OKC citizens, long a prosperous group living in a state capital that is #34 in our deep Place category is amidst a torrent of doubling down on their great weather, low commute time and safety.
Fueled by their #28 ranking for Prosperity, including #35 for Fortune 500 companies and the 24th-highest Household Income, the city is now in torrid build out mode, largely funded by a unique city-building program called MAPS 3. The city’s capital improvements program “uses a one-cent, limited-term sales tax to pay for debt-free projects that improve our quality of life.” It’s also managed by the City Council with the help of a citizens advisory board.
As a longtime business center for the energy, biosciences and aerospace sectors, this is a city where linear thinking just doesn’t cut it.
Yes, there is a new $287-million convention center opening downtown in in 2020, boasting 200,000 square feet of exhibit space, a 35,000-square-foot ballroom and 50,000 square feet of additional space paired with a prime location near the Myriad Botanical Gardens.
But there is also the opening of the only urban whitewater rafting facility in the world.

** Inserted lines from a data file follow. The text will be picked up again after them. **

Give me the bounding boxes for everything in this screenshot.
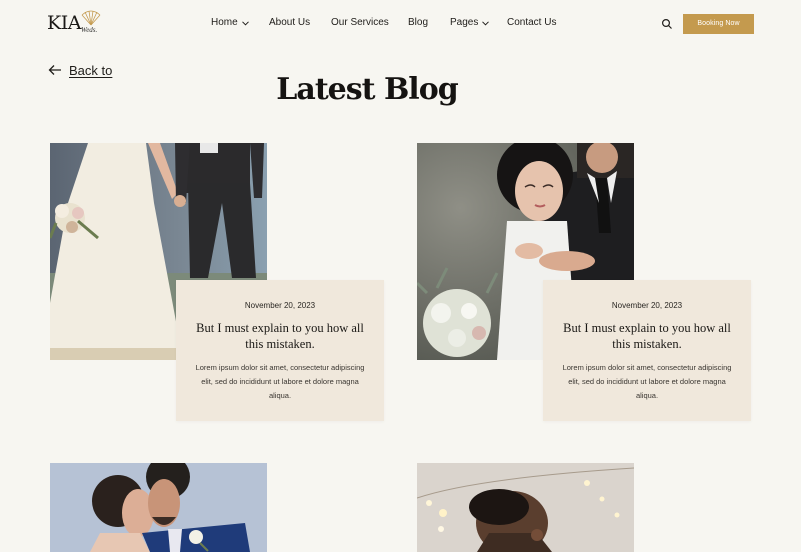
nav-label: Pages [450,17,479,28]
chevron-down-icon [241,20,249,26]
chevron-down-icon [482,20,490,26]
nav-item-services[interactable]: Our Services [331,16,389,30]
groom-string-lights-photo[interactable] [417,463,634,552]
nav-label: About Us [269,17,311,28]
site-logo[interactable]: KIA Weds. [47,10,107,36]
logo-fan-icon [81,10,101,26]
logo-text: KIA [47,12,81,34]
logo-subtext: Weds. [81,26,98,34]
post-date: November 20, 2023 [611,301,683,310]
blog-card-content[interactable]: November 20, 2023 But I must explain to … [543,280,751,421]
nav-label: Contact Us [507,17,557,28]
post-excerpt: Lorem ipsum dolor sit amet, consectetur … [562,363,732,400]
post-date: November 20, 2023 [244,301,316,310]
post-excerpt: Lorem ipsum dolor sit amet, consectetur … [195,363,365,400]
search-icon[interactable] [661,18,673,30]
nav-item-contact[interactable]: Contact Us [507,16,556,30]
post-title[interactable]: But I must explain to you how all this m… [557,320,737,352]
nav-item-blog[interactable]: Blog [408,16,428,30]
post-title[interactable]: But I must explain to you how all this m… [190,320,370,352]
nav-item-pages[interactable]: Pages [450,16,490,30]
blog-card-content[interactable]: November 20, 2023 But I must explain to … [176,280,384,421]
page-title: Latest Blog [276,72,458,107]
nav-item-about[interactable]: About Us [269,16,310,30]
couple-forehead-touch-photo[interactable] [50,463,267,552]
nav-label: Home [211,17,238,28]
nav-label: Blog [408,17,429,28]
booking-now-button[interactable]: Booking Now [683,14,754,34]
nav-item-home[interactable]: Home [211,16,249,30]
site-header: KIA Weds. Home About Us Our Services Blo… [0,0,801,48]
nav-label: Our Services [331,17,389,28]
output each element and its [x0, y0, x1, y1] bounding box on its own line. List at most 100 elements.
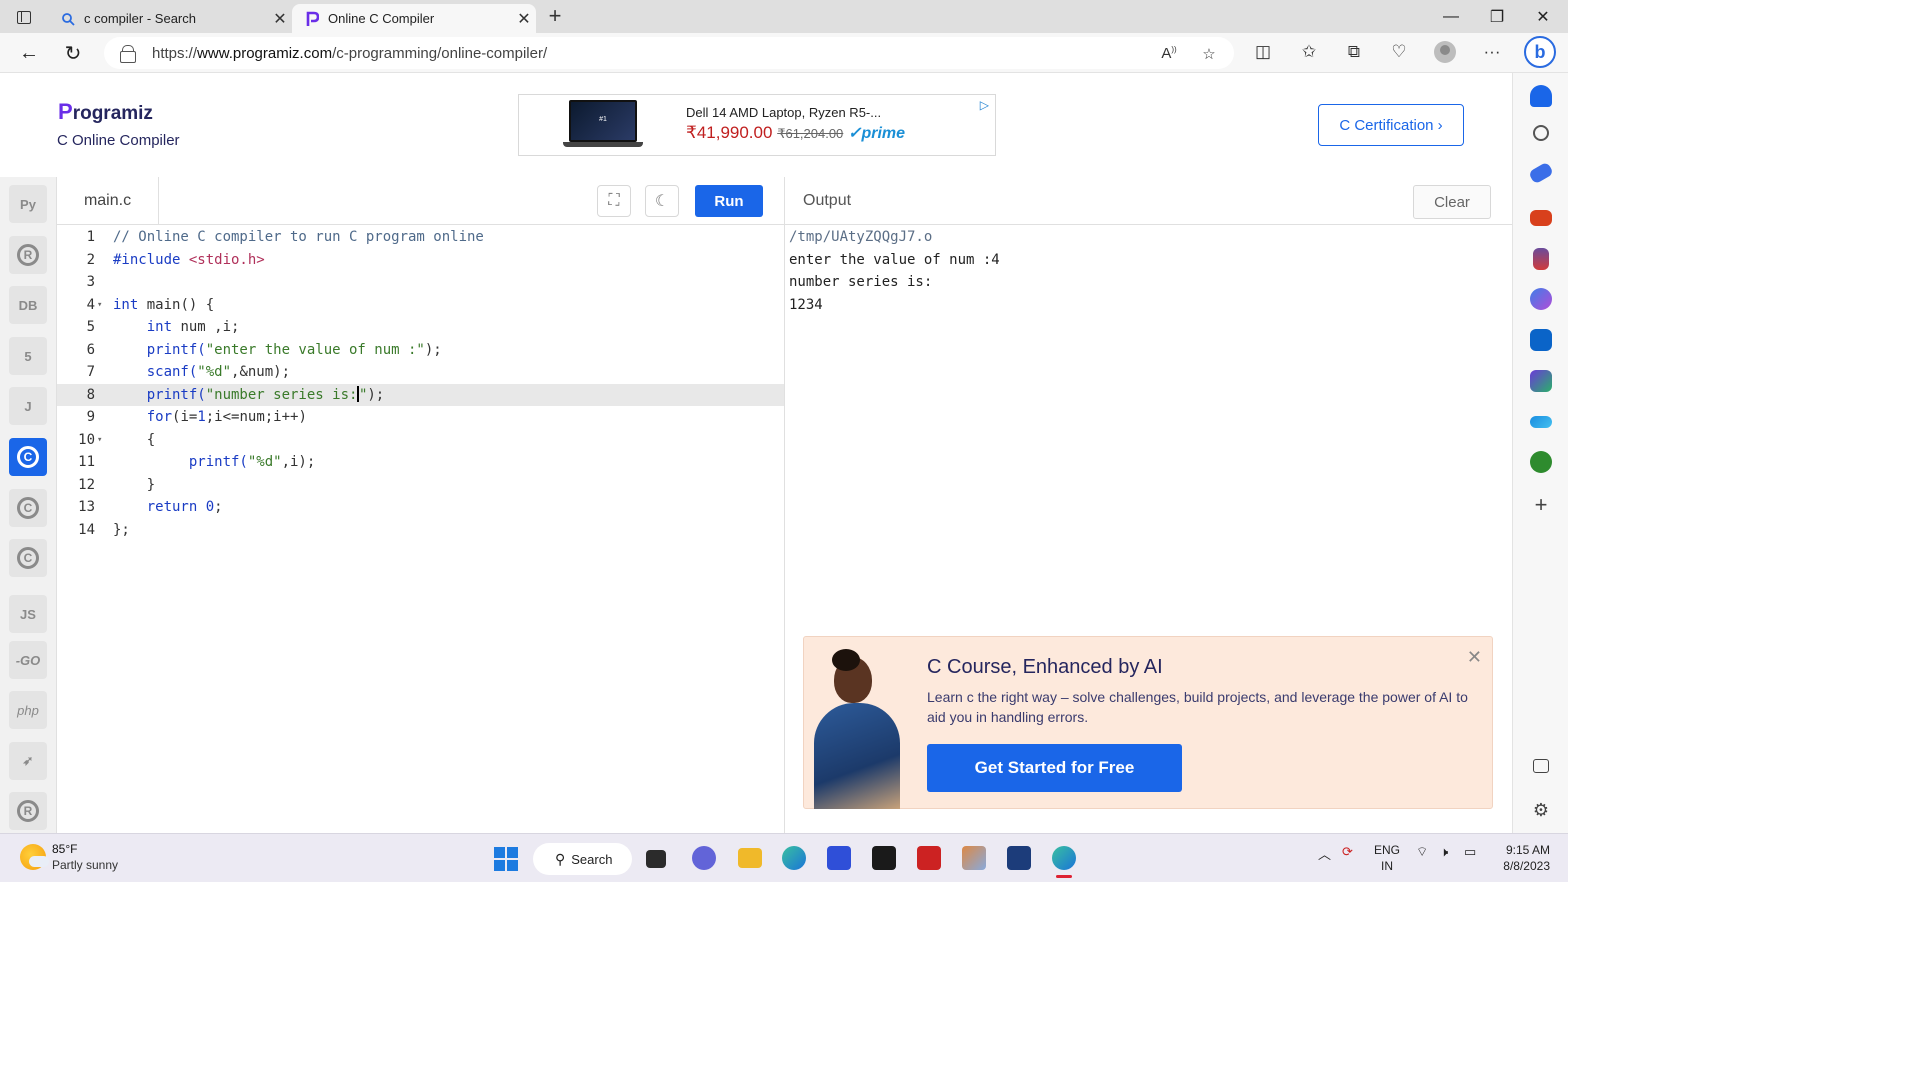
output-line: /tmp/UAtyZQQgJ7.o — [789, 229, 933, 245]
language-indicator[interactable]: ENG IN — [1374, 842, 1400, 874]
edge-active-icon[interactable] — [1052, 846, 1076, 878]
output-header: Output Clear — [785, 177, 1512, 225]
c-certification-button[interactable]: C Certification › — [1318, 104, 1464, 146]
weather-temperature[interactable]: 85°F — [52, 842, 77, 856]
outlook-icon[interactable] — [1530, 329, 1552, 351]
notifications-icon[interactable] — [1530, 85, 1552, 107]
swift-icon[interactable]: ➶ — [9, 742, 47, 780]
edge-icon[interactable] — [782, 846, 806, 870]
code-line: 4 ▾ int main() { — [57, 294, 785, 317]
run-button[interactable]: Run — [695, 185, 763, 217]
python-icon[interactable]: Py — [9, 185, 47, 223]
code-editor[interactable]: 1// Online C compiler to run C program o… — [57, 226, 785, 833]
close-tab-icon[interactable]: ✕ — [268, 9, 292, 29]
word-app-icon[interactable] — [827, 846, 851, 870]
lock-icon[interactable] — [120, 45, 136, 63]
code-line: 9 for(i=1;i<=num;i++) — [86, 409, 307, 425]
instructor-photo — [808, 643, 904, 809]
bing-copilot-icon[interactable]: b — [1524, 36, 1556, 68]
battery-icon[interactable]: ▭ — [1464, 844, 1476, 860]
dark-mode-moon-icon[interactable]: ☾ — [645, 185, 679, 217]
url-text[interactable]: https://www.programiz.com/c-programming/… — [152, 45, 547, 62]
sidebar-toggle-icon[interactable] — [1533, 759, 1549, 773]
shopping-icon[interactable] — [1527, 161, 1555, 185]
collections-icon[interactable]: ⧉ — [1341, 42, 1367, 64]
tab-actions-icon[interactable] — [10, 6, 38, 28]
weather-icon[interactable] — [20, 844, 49, 870]
ad-banner[interactable]: #1 Dell 14 AMD Laptop, Ryzen R5-... ₹41,… — [518, 94, 996, 156]
split-screen-icon[interactable]: ◫ — [1250, 42, 1276, 64]
close-icon[interactable]: ✕ — [1467, 647, 1482, 668]
photo-app-icon[interactable] — [917, 846, 941, 870]
r-icon[interactable]: R — [9, 236, 47, 274]
microsoft365-icon[interactable] — [1530, 288, 1552, 310]
address-bar[interactable]: https://www.programiz.com/c-programming/… — [104, 37, 1234, 69]
tab-title: Online C Compiler — [328, 11, 435, 26]
programiz-logo[interactable]: Programiz — [58, 99, 153, 125]
games-icon[interactable] — [1533, 248, 1549, 270]
task-view-icon[interactable] — [646, 850, 666, 868]
windows-start-icon[interactable] — [494, 847, 518, 871]
vpn-app-icon[interactable] — [872, 846, 896, 870]
cpp-icon[interactable]: C — [9, 489, 47, 527]
js-icon[interactable]: JS — [9, 595, 47, 633]
tools-icon[interactable] — [1530, 210, 1552, 226]
favorite-star-icon[interactable]: ☆ — [1198, 45, 1220, 63]
search-icon: ⚲ — [555, 850, 566, 867]
browser-essentials-icon[interactable]: ♡ — [1386, 42, 1412, 64]
windows-taskbar: 85°F Partly sunny ⚲ Search ︿ ⟳ ENG IN ⌔ 🕨 … — [0, 833, 1568, 882]
programiz-favicon-icon — [304, 11, 320, 27]
close-window-button[interactable]: ✕ — [1520, 0, 1566, 33]
code-line: 14}; — [78, 521, 130, 538]
go-icon[interactable]: -GO — [9, 641, 47, 679]
teams-chat-icon[interactable] — [692, 846, 716, 870]
promo-heading: C Course, Enhanced by AI — [927, 656, 1163, 678]
csharp-icon[interactable]: C — [9, 539, 47, 577]
restore-button[interactable]: ❐ — [1474, 0, 1520, 33]
c-icon[interactable]: C — [9, 438, 47, 476]
designer-icon[interactable] — [1530, 370, 1552, 392]
fold-arrow-icon: ▾ — [97, 434, 103, 445]
get-started-button[interactable]: Get Started for Free — [927, 744, 1182, 792]
file-tab-main-c[interactable]: main.c — [57, 177, 159, 225]
fullscreen-icon[interactable]: ⛶ — [597, 185, 631, 217]
file-explorer-icon[interactable] — [738, 848, 762, 868]
refresh-icon[interactable]: ↻ — [58, 39, 88, 67]
output-console[interactable]: /tmp/UAtyZQQgJ7.o enter the value of num… — [789, 226, 1000, 316]
java-icon[interactable]: J — [9, 387, 47, 425]
tree-icon[interactable] — [1530, 451, 1552, 473]
sql-icon[interactable]: DB — [9, 286, 47, 324]
php-icon[interactable]: php — [9, 691, 47, 729]
minimize-button[interactable]: — — [1428, 0, 1474, 33]
pane-divider[interactable] — [784, 177, 785, 833]
back-arrow-icon[interactable]: ← — [14, 39, 44, 67]
sync-icon[interactable]: ⟳ — [1342, 844, 1353, 860]
code-line: 12 } — [78, 476, 156, 493]
drop-icon[interactable] — [1530, 416, 1552, 428]
new-tab-button[interactable]: + — [542, 5, 568, 29]
clear-button[interactable]: Clear — [1413, 185, 1491, 219]
chevron-up-icon[interactable]: ︿ — [1318, 844, 1331, 863]
profile-avatar[interactable] — [1434, 41, 1456, 63]
settings-gear-icon[interactable]: ⚙ — [1530, 799, 1552, 821]
dev-app-icon[interactable] — [1007, 846, 1031, 870]
taskbar-search[interactable]: ⚲ Search — [533, 843, 632, 875]
system-clock[interactable]: 9:15 AM 8/8/2023 — [1496, 842, 1550, 874]
search-sidebar-icon[interactable] — [1533, 125, 1549, 141]
add-sidebar-icon[interactable]: + — [1530, 494, 1552, 516]
adchoices-icon[interactable]: ▷ — [980, 98, 989, 112]
favorites-icon[interactable]: ✩ — [1296, 42, 1322, 64]
weather-condition[interactable]: Partly sunny — [52, 858, 118, 872]
address-bar-row: ← ↻ https://www.programiz.com/c-programm… — [0, 33, 1568, 73]
tab-search[interactable]: c compiler - Search ✕ — [48, 4, 292, 33]
snipping-tool-icon[interactable] — [962, 846, 986, 870]
tab-online-c-compiler[interactable]: Online C Compiler ✕ — [292, 4, 536, 33]
wifi-icon[interactable]: ⌔ — [1416, 844, 1428, 860]
rust-icon[interactable]: R — [9, 792, 47, 830]
close-tab-icon[interactable]: ✕ — [512, 9, 536, 29]
volume-muted-icon[interactable]: 🕨 — [1440, 844, 1448, 860]
html-icon[interactable]: 5 — [9, 337, 47, 375]
ad-price: ₹41,990.00 ₹61,204.00 ✓prime — [686, 123, 906, 142]
more-options-icon[interactable]: ··· — [1479, 42, 1505, 64]
read-aloud-icon[interactable]: A)) — [1158, 45, 1180, 63]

Already designated as an official Olympic and Paralympic training site, Oklahoma City is creating the finest rowing racecourse in the world while investing $25 million in a public whitewater kayaking facility for all skill levels. This builds on the 2016 opening of the city’s whitewater rafting facility, RIVERSPORT Rapids, one of only six man-made white water courses in the country. And yes, both project were funded by MAPS 3.
Most recently, the city was chosen as one of four communities to receive a multi-year grant from the Outdoor Foundation, which aims to make getting outside part of the fabric of peoples’ lives by providing repeat experiences of fun, joy and learning in the outdoors for kids and families of all backgrounds. The city ranks #50 in Parks & Outdoors and #11 in Weather.
This may be oil country, but six miles of downtown streetcar will link major attractions in the downtown area—the most extensive transit initiative of its type in the United States.
“This is a historic day decades in the making,” said Mayor David Holt at the December 2018 ribbon cutting. “Our streetcar will be an important economic development tool for our entire city, accommodating visitors and residents alike. It will encourage walkability downtown, answer the question of how residents and visitors will circulate downtown once they arrive, and will inspire private investment all along the route.”